Post when your audience is online. My LinkedIn expert friend tells me that lots of popular LI influencers have “pods.” A pod is a small group of people who are on LinkedIn at the same time and they all post at the same time and they all like each other’s posts and they all comment and they win and I lose and my posts go nowhere and what am I doing with my life?

But really, consider having a pod. Consider posting when your audience is online. Interact with other people who are online. Increase your engagement. If someone posted 30 seconds ago, engage with it. They’re online and they are doing the same thing we all do: refresh their notifications/mentions.

10. You can’t pick an image for your posts

Images (and videos) significantly increase post engagement. But you gotta pick the right image. And it’s hard.

When we post off the cuff, we don’t have an image in mind. So, not only do we have to figure out what we’re going to write, but now we have to delay the post by several minutes to find the right image. And then there’s licensing of the images. “Can I use this image for my commercial/non-commercial purposes? Do I have to add attribution?”

After a little bit, all the stock photos start looking the same. Did you search for the right images/terms? Ugh.

What you can do

Like I mentioned earlier, you can plan your images and posts beforehand. But we’ve already talked about that.

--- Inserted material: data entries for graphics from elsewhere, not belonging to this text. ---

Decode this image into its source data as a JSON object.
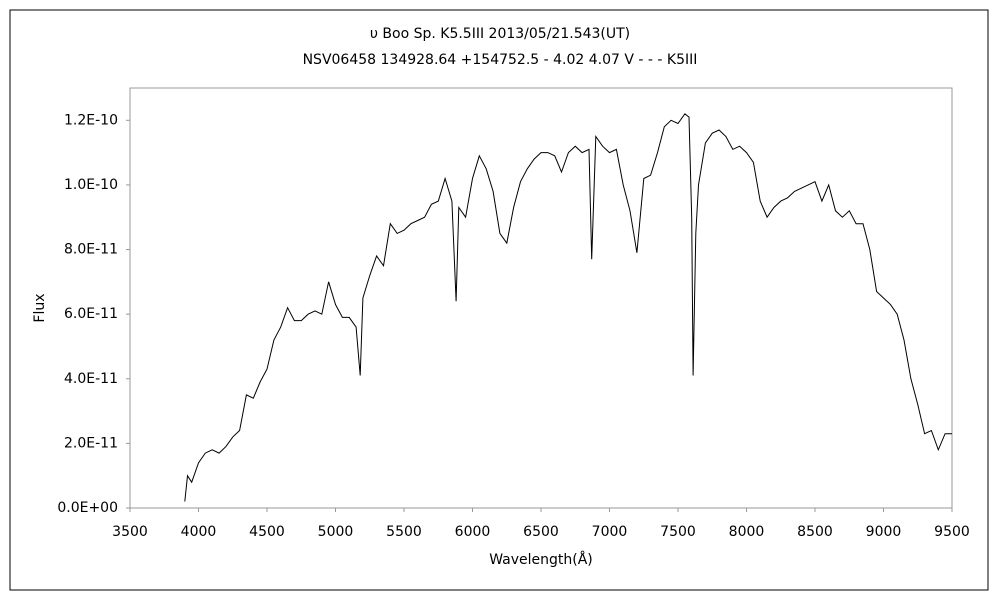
{
  "chart_data": {
    "type": "line",
    "title": "υ Boo   Sp. K5.5III   2013/05/21.543(UT)",
    "subtitle": "NSV06458 134928.64 +154752.5 - 4.02 4.07 V - - - K5III",
    "xlabel": "Wavelength(Å)",
    "ylabel": "Flux",
    "color": "#000000",
    "xlim": [
      3500,
      9500
    ],
    "xticks": [
      3500,
      4000,
      4500,
      5000,
      5500,
      6000,
      6500,
      7000,
      7500,
      8000,
      8500,
      9000,
      9500
    ],
    "ylim": [
      0,
      1.3e-10
    ],
    "yticks": [
      {
        "value": 0,
        "label": "0.0E+00"
      },
      {
        "value": 2e-11,
        "label": "2.0E-11"
      },
      {
        "value": 4e-11,
        "label": "4.0E-11"
      },
      {
        "value": 6e-11,
        "label": "6.0E-11"
      },
      {
        "value": 8e-11,
        "label": "8.0E-11"
      },
      {
        "value": 1e-10,
        "label": "1.0E-10"
      },
      {
        "value": 1.2e-10,
        "label": "1.2E-10"
      }
    ],
    "x": [
      3900,
      3920,
      3950,
      4000,
      4050,
      4100,
      4150,
      4200,
      4250,
      4300,
      4350,
      4400,
      4450,
      4500,
      4550,
      4600,
      4650,
      4700,
      4750,
      4800,
      4850,
      4900,
      4950,
      5000,
      5050,
      5100,
      5150,
      5180,
      5200,
      5250,
      5300,
      5350,
      5400,
      5450,
      5500,
      5550,
      5600,
      5650,
      5700,
      5750,
      5800,
      5850,
      5880,
      5900,
      5950,
      6000,
      6050,
      6100,
      6150,
      6200,
      6250,
      6300,
      6350,
      6400,
      6450,
      6500,
      6550,
      6600,
      6650,
      6700,
      6750,
      6800,
      6850,
      6870,
      6900,
      6950,
      7000,
      7050,
      7100,
      7150,
      7200,
      7250,
      7300,
      7350,
      7400,
      7450,
      7500,
      7550,
      7580,
      7600,
      7610,
      7630,
      7650,
      7700,
      7750,
      7800,
      7850,
      7900,
      7950,
      8000,
      8050,
      8100,
      8150,
      8200,
      8250,
      8300,
      8350,
      8400,
      8450,
      8500,
      8550,
      8600,
      8650,
      8700,
      8750,
      8800,
      8850,
      8900,
      8950,
      9000,
      9050,
      9100,
      9150,
      9200,
      9250,
      9300,
      9350,
      9400,
      9450,
      9500
    ],
    "values": [
      2e-12,
      1e-11,
      8e-12,
      1.4e-11,
      1.7e-11,
      1.8e-11,
      1.7e-11,
      1.9e-11,
      2.2e-11,
      2.4e-11,
      3.5e-11,
      3.4e-11,
      3.9e-11,
      4.3e-11,
      5.2e-11,
      5.6e-11,
      6.2e-11,
      5.8e-11,
      5.8e-11,
      6e-11,
      6.1e-11,
      6e-11,
      7e-11,
      6.3e-11,
      5.9e-11,
      5.9e-11,
      5.6e-11,
      4.1e-11,
      6.5e-11,
      7.2e-11,
      7.8e-11,
      7.5e-11,
      8.8e-11,
      8.5e-11,
      8.6e-11,
      8.8e-11,
      8.9e-11,
      9e-11,
      9.4e-11,
      9.5e-11,
      1.02e-10,
      9.5e-11,
      6.4e-11,
      9.3e-11,
      9e-11,
      1.02e-10,
      1.09e-10,
      1.05e-10,
      9.8e-11,
      8.5e-11,
      8.2e-11,
      9.3e-11,
      1.01e-10,
      1.05e-10,
      1.08e-10,
      1.1e-10,
      1.1e-10,
      1.09e-10,
      1.04e-10,
      1.1e-10,
      1.12e-10,
      1.1e-10,
      1.11e-10,
      7.7e-11,
      1.15e-10,
      1.12e-10,
      1.1e-10,
      1.11e-10,
      1e-10,
      9.2e-11,
      7.9e-11,
      1.02e-10,
      1.03e-10,
      1.1e-10,
      1.18e-10,
      1.2e-10,
      1.19e-10,
      1.22e-10,
      1.21e-10,
      9e-11,
      4.1e-11,
      8.5e-11,
      1e-10,
      1.13e-10,
      1.16e-10,
      1.17e-10,
      1.15e-10,
      1.11e-10,
      1.12e-10,
      1.1e-10,
      1.07e-10,
      9.5e-11,
      9e-11,
      9.3e-11,
      9.5e-11,
      9.6e-11,
      9.8e-11,
      9.9e-11,
      1e-10,
      1.01e-10,
      9.5e-11,
      1e-10,
      9.2e-11,
      9e-11,
      9.2e-11,
      8.8e-11,
      8.8e-11,
      8e-11,
      6.7e-11,
      6.5e-11,
      6.3e-11,
      6e-11,
      5.2e-11,
      4e-11,
      3.2e-11,
      2.3e-11,
      2.4e-11,
      1.8e-11,
      2.3e-11,
      2.3e-11
    ]
  }
}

Here’s what I use for free stock imagery:

  • Pexels

  • Morguefile

  • Unsplash

And if you need to modify the image (which you should because a stock photo usually isn’t super engaging), there are tons of free and low-cost apps for that. I typically work on my computer, not my cell phone. I use Pixelmator Pro or Acorn. Before I paid for those, I used Photopea.

Ellis uses Canva because she is far cooler than I am.

Social media is difficult!

Listen, the only reason I can write this article is because I’ve felt the frustrations and feel them every day. My full-time social media manager friends have shared these same frustrations with me, too.

It is hard work! Don’t undervalue it.

I have a few more reasons to share in an upcoming article (5! More! Reasons!) and I’d like to also explore why we even use social media in the first place. Hint: it can be really valuable for you and your brand.